On the right is a depiction of the filesystem 'tree' after the raw data has been converted into the BIDS format.
Note the meaningful hierarchy and file and directory names.

The upside is that the structure of this data can be readily interpreted if it is in BIDS format.
It could be easily shared with other researchers, but it also helps the primary research team ensure that the data is all stored correctly.

Note that they also have made available custom Python code ([pybids](https://bids-standard.github.io/pybids/)) for working with BIDS-structured data.
This can be installed and `import`ed to make its functionality available.

There is some more general advice in the [Project organization](https://journals.plos.org/ploscompbiol/article?id=10.1371/journal.pcbi.1005510#sec009) section of [Good enough practices in scientific computing](https://doi.org/10.1371/journal.pcbi.1005510).
In particular, have a look at their 'Box 3' for an example filesystem layout.

Another example comes from a minor discussion in [Minimizing Mistakes in Psychological Science](https://journals.sagepub.com/doi/full/10.1177/2515245918801915) (emphasis mine):

> A well-organized lab should have a specified organizational structure. Particular attention should be given to the following: standardization of experimental metadata, **standardization of folder-naming conventions**, and standardization in versioning. Standardization in metadata means that all records of all experiments should look similar. The lab should have a standard format for recording information on, for example, participants, sessions, and IRB protocols. Of course, variables differ across experiments, but standardization of the naming conventions across experiments is always helpful. **Likewise, we find it helpful to have a standardized naming convention across directories and files so that future understanding of projects is seamless.**

#### Exercise

Have a think about the data storage approach you will take for your internship study, and produce a mockup of a potential filesystem 'tree'.

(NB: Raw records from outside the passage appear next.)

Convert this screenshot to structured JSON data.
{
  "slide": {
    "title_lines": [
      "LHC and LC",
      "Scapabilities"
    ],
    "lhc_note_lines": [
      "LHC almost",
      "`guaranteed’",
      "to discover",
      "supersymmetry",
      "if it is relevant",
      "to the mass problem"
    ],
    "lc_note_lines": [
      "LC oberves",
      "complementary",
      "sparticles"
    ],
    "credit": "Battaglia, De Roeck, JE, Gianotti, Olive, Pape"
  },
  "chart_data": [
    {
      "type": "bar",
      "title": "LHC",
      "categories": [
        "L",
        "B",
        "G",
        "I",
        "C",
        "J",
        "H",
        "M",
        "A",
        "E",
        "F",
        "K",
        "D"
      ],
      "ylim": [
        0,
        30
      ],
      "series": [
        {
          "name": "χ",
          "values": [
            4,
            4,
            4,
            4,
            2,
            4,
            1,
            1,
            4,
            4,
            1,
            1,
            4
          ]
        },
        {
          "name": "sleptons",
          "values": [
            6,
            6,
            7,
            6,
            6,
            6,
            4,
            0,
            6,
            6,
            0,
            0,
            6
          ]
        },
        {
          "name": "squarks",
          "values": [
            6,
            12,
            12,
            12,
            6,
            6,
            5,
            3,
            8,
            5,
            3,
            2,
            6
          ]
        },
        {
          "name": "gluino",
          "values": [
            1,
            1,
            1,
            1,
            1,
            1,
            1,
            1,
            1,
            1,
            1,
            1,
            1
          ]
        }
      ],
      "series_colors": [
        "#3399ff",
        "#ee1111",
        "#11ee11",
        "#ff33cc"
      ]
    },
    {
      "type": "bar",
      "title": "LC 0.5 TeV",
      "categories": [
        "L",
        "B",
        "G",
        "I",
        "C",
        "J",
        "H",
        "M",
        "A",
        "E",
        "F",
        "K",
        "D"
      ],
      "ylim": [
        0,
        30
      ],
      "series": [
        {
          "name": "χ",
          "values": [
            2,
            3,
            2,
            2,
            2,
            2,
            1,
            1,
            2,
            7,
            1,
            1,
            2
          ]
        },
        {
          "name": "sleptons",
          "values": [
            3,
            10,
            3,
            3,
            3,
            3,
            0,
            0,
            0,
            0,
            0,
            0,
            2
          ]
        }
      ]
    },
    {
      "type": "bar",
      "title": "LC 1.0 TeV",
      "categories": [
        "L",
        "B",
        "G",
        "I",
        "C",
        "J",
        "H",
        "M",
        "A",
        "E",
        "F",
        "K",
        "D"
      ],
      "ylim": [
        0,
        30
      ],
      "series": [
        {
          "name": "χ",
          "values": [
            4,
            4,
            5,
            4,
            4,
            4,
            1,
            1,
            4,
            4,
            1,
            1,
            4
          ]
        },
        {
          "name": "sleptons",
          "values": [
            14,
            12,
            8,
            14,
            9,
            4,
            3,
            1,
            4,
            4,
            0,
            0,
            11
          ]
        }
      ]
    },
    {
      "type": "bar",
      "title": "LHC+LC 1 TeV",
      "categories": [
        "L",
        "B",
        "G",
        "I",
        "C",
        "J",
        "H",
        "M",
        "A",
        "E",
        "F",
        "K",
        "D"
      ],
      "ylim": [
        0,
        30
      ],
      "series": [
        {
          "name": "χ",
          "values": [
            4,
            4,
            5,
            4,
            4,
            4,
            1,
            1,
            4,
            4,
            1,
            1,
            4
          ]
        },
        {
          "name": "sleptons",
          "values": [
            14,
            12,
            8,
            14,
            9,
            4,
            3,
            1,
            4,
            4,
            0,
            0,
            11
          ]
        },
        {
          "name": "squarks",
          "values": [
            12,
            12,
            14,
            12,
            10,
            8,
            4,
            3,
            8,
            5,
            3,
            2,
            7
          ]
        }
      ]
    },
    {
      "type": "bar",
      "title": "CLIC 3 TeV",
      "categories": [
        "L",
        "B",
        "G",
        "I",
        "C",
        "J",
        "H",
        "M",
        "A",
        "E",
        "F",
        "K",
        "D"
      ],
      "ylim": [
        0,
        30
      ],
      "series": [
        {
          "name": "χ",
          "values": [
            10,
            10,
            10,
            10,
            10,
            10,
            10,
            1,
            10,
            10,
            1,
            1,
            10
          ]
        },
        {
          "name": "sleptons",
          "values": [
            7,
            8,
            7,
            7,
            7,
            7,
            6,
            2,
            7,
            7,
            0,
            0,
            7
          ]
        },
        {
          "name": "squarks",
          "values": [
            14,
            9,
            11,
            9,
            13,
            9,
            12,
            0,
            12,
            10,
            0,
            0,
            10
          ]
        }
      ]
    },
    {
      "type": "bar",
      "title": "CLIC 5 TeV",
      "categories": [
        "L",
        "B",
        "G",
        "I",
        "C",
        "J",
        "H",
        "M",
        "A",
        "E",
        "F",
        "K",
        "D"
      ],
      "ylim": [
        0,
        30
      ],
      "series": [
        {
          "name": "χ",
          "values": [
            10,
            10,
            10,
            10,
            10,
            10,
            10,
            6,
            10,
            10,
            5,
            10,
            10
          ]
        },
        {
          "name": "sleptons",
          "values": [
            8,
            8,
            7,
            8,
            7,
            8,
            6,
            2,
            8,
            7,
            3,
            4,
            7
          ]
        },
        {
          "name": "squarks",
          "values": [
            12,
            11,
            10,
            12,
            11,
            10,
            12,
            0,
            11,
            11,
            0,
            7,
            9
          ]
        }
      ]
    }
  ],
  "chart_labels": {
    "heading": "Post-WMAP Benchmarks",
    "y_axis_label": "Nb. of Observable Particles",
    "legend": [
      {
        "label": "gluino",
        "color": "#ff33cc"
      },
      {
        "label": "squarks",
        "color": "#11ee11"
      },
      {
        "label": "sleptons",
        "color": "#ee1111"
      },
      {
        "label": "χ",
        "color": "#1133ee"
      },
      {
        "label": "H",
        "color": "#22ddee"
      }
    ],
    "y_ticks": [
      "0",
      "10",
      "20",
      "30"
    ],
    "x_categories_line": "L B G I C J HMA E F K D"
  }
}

Some questions to consider:

* Are there any examples from other projects in the lab to look at? For example, there might be a shared lab folder with current or past projects.
* Are there particular ethical requirements for the data associated with your study? Note that this is not just in the data produced, but also in the data required&mdash;some face image databases are protected, for example.
* Is the size of the data relevant for how you might structure your tree? Some research (including some of mine) involves hundreds of GB of data.
* Say you come back to your project a year later. Would you be able to look at your tree and be able to understand what the data corresponds to?